In Shield’s CMO Today interview, appropriately headlined, “Watch Your Back Cable,” Armstrong talked about the “mechanization” that is coming into the business, which will take place on unified, global ad platforms, and which will be much more robust than just simple automation like we see in today’s first-generation “programmatic” online ad platforms. He also talked about AOL’s early work packaging linear TV ad inventory in partnership with IPG’s Matt Seiler through their Adap.TV unit.
I agree with Armstrong and his vision that massive, second-generation technology-driven disruptions are about to impact the entire ad industry, that the TV industry will be a big part of this trend, and that new, integrated and open advertising technology platforms will emerge to power it. Assuming this is what's going to happen, here are some of the issues everybody will have to think about:
Technology and data will be large, critical value drivers in media, as important as the content itself. As we have known for decades in the analog media world, great content without distribution is like a tree falling in the woods. No one hears it (or sees or reads it), and it generates very little economic value. The same will be true of great content in the future, but data and technology are quickly replacing distribution as critical value-enablers. Great content without great data and technology won’t be consumed or monetized effectively.

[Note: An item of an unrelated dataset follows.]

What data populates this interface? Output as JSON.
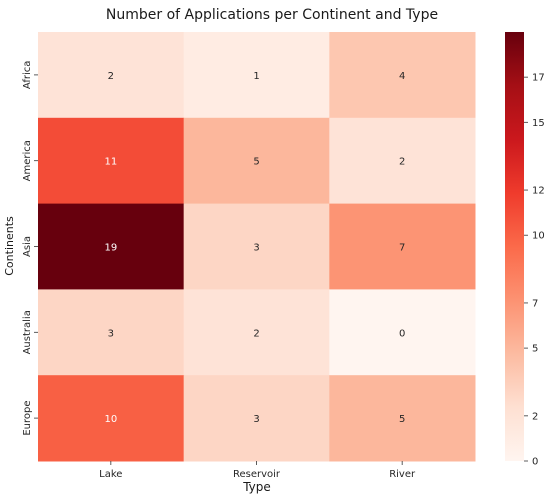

Unified platforms will drive and enable the future. The digital ad industry can’t scale on point solutions alone -- tools just for targeting, measurement, display, mobile or video or email or search (though Google’s massively dominant position here might create an exception for some time). These will fade away as marketers use multiple channels together (display, rich media, video) and require unified targeting, measurement and accountability.
TV is the wild card. The power of television advertising to reach massive numbers of people in the U.S. very quickly with high impact messaging, driving tens of millions to take actions overnight, is still unmatched by any other media, and probably all other media added up together. It will continue to be the anchor of brand spending in categories like retail, packaged goods, automotive, movies and financial services for many, many more years to come. If the TV industry builds its own data and tech platform before marketers and media buyers absorb TV media inventory into their online-centric systems, the TV industry uniquely might be able to control its own destiny as these unified platforms emerge. Comcast, through its recent announcement to acquire Web video ad server FreeWheel, shows that some of the TV companies get it.
Metrics and back-end systems will be critical. While Web-based user interfaces and automation are sexy and rate a lot of trade press attention, I agree with Armstrong that the “mechanization” of this industry will be much deeper and more robust. I believe that it will be anchored in systems that produce and drive targeting, measurement and metrics (which is my biased view pretty clearly, since I founded and run Simulmedia). The metrics and back-end are where transactions are driven -- and consolidated -- so I prefer to follow the money, not just the sexy interfaces.
Armstrong has articulated a powerful vision for the platform-driven future of the media and advertising business. With the company’s ONE platform, he is putting his money where his mouth is. What do you think?